With her presentation of symptomatic hypocalcemia and evidence of neuromuscular and cardiac manifestations, she was hospitalized and required IV calcium supplementation. Over subsequent months, calcium levels have been stable with compliance on home regimen of calcium, vitamin D and calcitriol. (Slide 6)
Treatment of osteoporosis can be challenging in patients with renal disease. In recent years, denosumab which is associated with reduction of both vertebral and non-vertebral fractures1 has been considered as a potential treatment of choice in patients with renal insufficiency. Although initial studies with denosumab were not associated with hypocalcemia in patients with CKD, 2-3 there been several case reports describing this consequence.4-6 Following antiresorptive therapy in patients with high bone turnover such as CKD, the deposition of calcium into new matrix is increased 7-8 If not appropriately supplemented with calcium and vitamin D, patients are at increased risk for hypocalcemia. Additionally, studies have suggested that the degree of hypocalcemia may be correlated with extent of renal impairment.3
Although outcomes for CKD patients on adequate calcium and vitamin D following denosumab have not suggested a need for dose adjustment,1 this case highlights the importance of adequate calcium, vitamin D, and calcitriol and close monitoring post-injection in patients with renal disease.

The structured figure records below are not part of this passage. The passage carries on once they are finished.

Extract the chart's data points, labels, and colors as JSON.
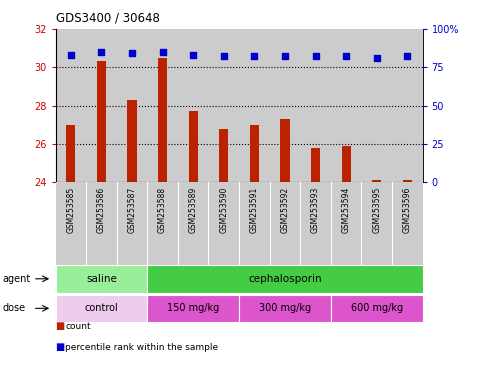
{
  "title": "GDS3400 / 30648",
  "samples": [
    "GSM253585",
    "GSM253586",
    "GSM253587",
    "GSM253588",
    "GSM253589",
    "GSM253590",
    "GSM253591",
    "GSM253592",
    "GSM253593",
    "GSM253594",
    "GSM253595",
    "GSM253596"
  ],
  "count_values": [
    27.0,
    30.3,
    28.3,
    30.5,
    27.7,
    26.8,
    27.0,
    27.3,
    25.8,
    25.9,
    24.1,
    24.1
  ],
  "percentile_values": [
    83,
    85,
    84,
    85,
    83,
    82,
    82,
    82,
    82,
    82,
    81,
    82
  ],
  "ylim_left": [
    24,
    32
  ],
  "ylim_right": [
    0,
    100
  ],
  "yticks_left": [
    24,
    26,
    28,
    30,
    32
  ],
  "yticks_right": [
    0,
    25,
    50,
    75,
    100
  ],
  "bar_color": "#bb2200",
  "dot_color": "#0000cc",
  "agent_groups": [
    {
      "label": "saline",
      "start": 0,
      "end": 3,
      "color": "#99ee99"
    },
    {
      "label": "cephalosporin",
      "start": 3,
      "end": 12,
      "color": "#44cc44"
    }
  ],
  "dose_groups": [
    {
      "label": "control",
      "start": 0,
      "end": 3,
      "color": "#eeccee"
    },
    {
      "label": "150 mg/kg",
      "start": 3,
      "end": 6,
      "color": "#dd55cc"
    },
    {
      "label": "300 mg/kg",
      "start": 6,
      "end": 9,
      "color": "#dd55cc"
    },
    {
      "label": "600 mg/kg",
      "start": 9,
      "end": 12,
      "color": "#dd55cc"
    }
  ],
  "tick_label_color_left": "#cc0000",
  "tick_label_color_right": "#0000cc",
  "background_color": "#ffffff",
  "col_bg_color": "#cccccc"
}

Pharmacokinetic data describing time to peak effect of denosumab is somewhat variable. The average time to peak is 10 days; therefore, we would recommend patients with high bone turnover have calcium levels monitored during this time period. Additionally, patients should be educated as to the need of continued supplementation with calcium and vitamin D as well as signs and symptoms of hypocalcemia.
- Cummings SR, San Martin, McClung MR et al. FREEDOM Trial. N Engl J Med. 2009;361(8):756-65.
- Ferrari S. Treatment of osteoporosis with Denosumab. Ther Umsch. 2012;69(3):182-6.
- Block GA, Bone HG, Fang L, Lee E, Padhu D. A single dose study of denosumab in patients with various degrees of renal impairment. J Bone Miner Res. 2012;27(7):1471-1479.
- McCormick BB, Davis J, Burns KD. Severe hypocalcemia following denosumab injection in a hemodialysis patient. Am J Kidney Dis. 2012;60(4):626-811.
- Ungprasert P, Chenupasitporn W, Srivali N, Kittanagkolchai W, Bischof EF. Life-threatening hypocalcemic associated with denosumab in a patient with moderate renal insufficiency. Am J Emer Med. 2013;31(4):756.e1-2.
- Buonerba ZC, Caraglia M, Malgieri S, Perri F, Bosso D, Federico P, Ferro M, Rizzo M, Palmieri G, Di Lorenzo G. Calcitrol: a better option than vitamin D in denosumab-treated patients with kidney failure? Expert Opin Biol Ther. 2013; 13 (2): 149-517.
- Lewiecki EM and Bilezikian J. PD. denosumab for the Treatment of Osteoporosis and Cancer-Related Conditions. Clin Pharmacol Ther. 2012:91(1):123-133.
- Moe S, Drüeke T, Cunningham J et al. Kidney Disease: Improving Global Outcomes (KDIGO). Kidney Int. 2006;69(11):1945-1953.